I suppose you are talking about affine algebraic sets, say $X\subset\mathbb{A}^n$, $Y\subset\mathbb{A}^m$. If $\phi:X\to Y$ is a regular map, then $\phi=(\phi_1,...,\phi_m)$, where $\phi_i\in k[x_1,...,x_n]$. This determines a map $k[Y]=k[x_1,...,x_m]/I(Y)\to k[x_1,...,x_n]/I(X)=k[X]$ via $g\mapsto g(\phi_1,...,\phi_m)$.
Now if there is a $k$-algebra homomorphism $\psi:k[Y]\to k[X]$, we can construct a regular map $\phi:X\to Y$ by setting $\phi=(\psi(x_1),...,\psi(x_m))$.
These mappings are inverse to each other: The image of a regular map $\phi:X\to Y$ is of the form $g\mapsto g(\phi_1,...,\phi_m)$. In particular, $x_i$ is mapped to $\phi_i$ again. So if we use the definition of our second mapping to get back a regular map $X\to Y$, it will be $\phi$ itself again.
Now if we are given $\psi:k[Y]\to k[X]$, we get the regular map $(\psi(x_1),...,\psi(x_m))$, which is then mapped to $g\mapsto g(\psi(x_1),...,\psi(x_m))=\psi(g)$.
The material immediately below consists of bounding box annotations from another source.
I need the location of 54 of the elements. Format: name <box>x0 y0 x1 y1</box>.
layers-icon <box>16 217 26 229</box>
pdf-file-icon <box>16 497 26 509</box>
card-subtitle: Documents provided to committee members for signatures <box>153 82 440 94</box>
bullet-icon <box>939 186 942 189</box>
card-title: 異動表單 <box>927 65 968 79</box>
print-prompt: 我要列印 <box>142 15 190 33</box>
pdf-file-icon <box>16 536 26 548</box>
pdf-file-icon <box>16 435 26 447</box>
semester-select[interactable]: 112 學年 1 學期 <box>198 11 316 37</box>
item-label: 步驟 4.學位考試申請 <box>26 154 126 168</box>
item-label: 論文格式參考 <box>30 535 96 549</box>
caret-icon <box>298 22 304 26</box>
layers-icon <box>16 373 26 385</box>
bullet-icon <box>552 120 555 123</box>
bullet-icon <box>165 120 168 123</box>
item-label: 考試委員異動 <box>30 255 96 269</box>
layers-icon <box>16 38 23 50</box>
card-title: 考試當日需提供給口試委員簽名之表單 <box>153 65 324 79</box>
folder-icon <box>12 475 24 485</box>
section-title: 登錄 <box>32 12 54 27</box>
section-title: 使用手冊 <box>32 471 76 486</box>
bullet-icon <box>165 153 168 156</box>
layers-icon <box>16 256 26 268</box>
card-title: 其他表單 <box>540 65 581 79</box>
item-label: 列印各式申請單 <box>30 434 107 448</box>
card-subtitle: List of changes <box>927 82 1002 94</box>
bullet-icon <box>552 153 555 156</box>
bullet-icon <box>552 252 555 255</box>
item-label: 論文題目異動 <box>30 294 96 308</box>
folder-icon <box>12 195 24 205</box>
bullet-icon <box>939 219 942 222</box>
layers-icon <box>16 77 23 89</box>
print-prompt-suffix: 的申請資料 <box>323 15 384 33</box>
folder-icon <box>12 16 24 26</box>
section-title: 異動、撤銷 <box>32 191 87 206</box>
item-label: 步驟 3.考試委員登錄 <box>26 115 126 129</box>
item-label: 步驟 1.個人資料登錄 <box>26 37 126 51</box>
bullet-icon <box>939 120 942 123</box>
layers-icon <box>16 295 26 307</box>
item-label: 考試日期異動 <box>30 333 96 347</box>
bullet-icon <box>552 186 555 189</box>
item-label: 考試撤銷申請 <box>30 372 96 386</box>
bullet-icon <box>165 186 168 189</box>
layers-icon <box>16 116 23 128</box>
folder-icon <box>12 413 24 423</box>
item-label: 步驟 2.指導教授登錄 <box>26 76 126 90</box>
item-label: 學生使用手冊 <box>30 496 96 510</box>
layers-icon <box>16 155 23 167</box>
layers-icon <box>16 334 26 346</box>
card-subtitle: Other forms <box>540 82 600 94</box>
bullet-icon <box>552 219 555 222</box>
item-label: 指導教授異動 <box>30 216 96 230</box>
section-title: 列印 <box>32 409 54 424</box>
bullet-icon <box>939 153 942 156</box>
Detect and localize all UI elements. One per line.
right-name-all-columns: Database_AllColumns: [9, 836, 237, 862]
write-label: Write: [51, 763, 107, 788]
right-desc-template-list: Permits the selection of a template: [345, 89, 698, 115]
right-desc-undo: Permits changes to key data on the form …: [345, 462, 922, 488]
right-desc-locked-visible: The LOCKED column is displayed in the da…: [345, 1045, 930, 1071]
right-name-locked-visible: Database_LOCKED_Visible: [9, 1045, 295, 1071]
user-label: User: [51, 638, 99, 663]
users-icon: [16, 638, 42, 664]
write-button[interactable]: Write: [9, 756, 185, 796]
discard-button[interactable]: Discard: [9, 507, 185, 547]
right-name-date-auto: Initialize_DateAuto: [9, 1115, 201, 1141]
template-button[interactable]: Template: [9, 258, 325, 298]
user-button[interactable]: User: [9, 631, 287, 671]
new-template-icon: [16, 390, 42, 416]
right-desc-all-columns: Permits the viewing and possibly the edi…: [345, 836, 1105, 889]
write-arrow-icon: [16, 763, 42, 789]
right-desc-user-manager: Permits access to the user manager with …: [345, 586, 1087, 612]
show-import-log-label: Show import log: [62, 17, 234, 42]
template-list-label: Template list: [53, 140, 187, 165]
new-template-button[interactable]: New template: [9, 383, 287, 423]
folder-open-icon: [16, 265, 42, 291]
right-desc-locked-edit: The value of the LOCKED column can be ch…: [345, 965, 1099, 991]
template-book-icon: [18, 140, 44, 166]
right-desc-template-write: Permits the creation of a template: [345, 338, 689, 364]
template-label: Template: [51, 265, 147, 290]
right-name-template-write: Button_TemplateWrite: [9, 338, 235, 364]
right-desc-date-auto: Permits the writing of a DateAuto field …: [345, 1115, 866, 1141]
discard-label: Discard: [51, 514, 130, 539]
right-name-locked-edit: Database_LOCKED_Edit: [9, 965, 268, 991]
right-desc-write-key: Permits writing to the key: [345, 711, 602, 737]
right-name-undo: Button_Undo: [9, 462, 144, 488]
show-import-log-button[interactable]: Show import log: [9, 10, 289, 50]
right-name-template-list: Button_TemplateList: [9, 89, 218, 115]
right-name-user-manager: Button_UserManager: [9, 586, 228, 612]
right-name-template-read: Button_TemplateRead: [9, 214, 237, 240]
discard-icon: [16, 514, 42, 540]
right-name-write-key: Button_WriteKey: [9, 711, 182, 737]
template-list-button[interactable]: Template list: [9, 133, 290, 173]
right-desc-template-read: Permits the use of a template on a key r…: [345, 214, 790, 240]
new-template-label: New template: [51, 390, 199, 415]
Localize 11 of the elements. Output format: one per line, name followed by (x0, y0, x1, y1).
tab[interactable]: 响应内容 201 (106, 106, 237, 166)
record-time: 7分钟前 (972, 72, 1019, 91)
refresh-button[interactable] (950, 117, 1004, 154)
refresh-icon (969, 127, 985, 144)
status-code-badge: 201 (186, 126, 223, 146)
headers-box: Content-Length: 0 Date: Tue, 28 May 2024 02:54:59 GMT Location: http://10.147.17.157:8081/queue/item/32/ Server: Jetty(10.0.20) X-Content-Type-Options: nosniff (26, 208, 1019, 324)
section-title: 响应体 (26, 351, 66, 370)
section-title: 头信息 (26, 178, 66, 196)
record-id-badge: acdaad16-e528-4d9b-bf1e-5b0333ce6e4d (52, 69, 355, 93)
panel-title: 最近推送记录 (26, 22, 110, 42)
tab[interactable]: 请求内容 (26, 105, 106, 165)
You should verify that everything is well-defined here. I hope I made no mistakes, I only know a very similar proof that there is a 1-1 correspondence between morphisms of affine algebraic sets and $k$-algebra homomorphisms of the respective coordinate rings. But I found a little pdf where it's treated with regular maps as well. As I see it, the mentioned 1-1 correspondence ensures that morphisms are basically "the same" as regular (=polynomial) maps between affine algebraic sets. Chapter 2 of this text might be another interesting reference.
If there is anything wrong with the above, please feel free to correct / inform me!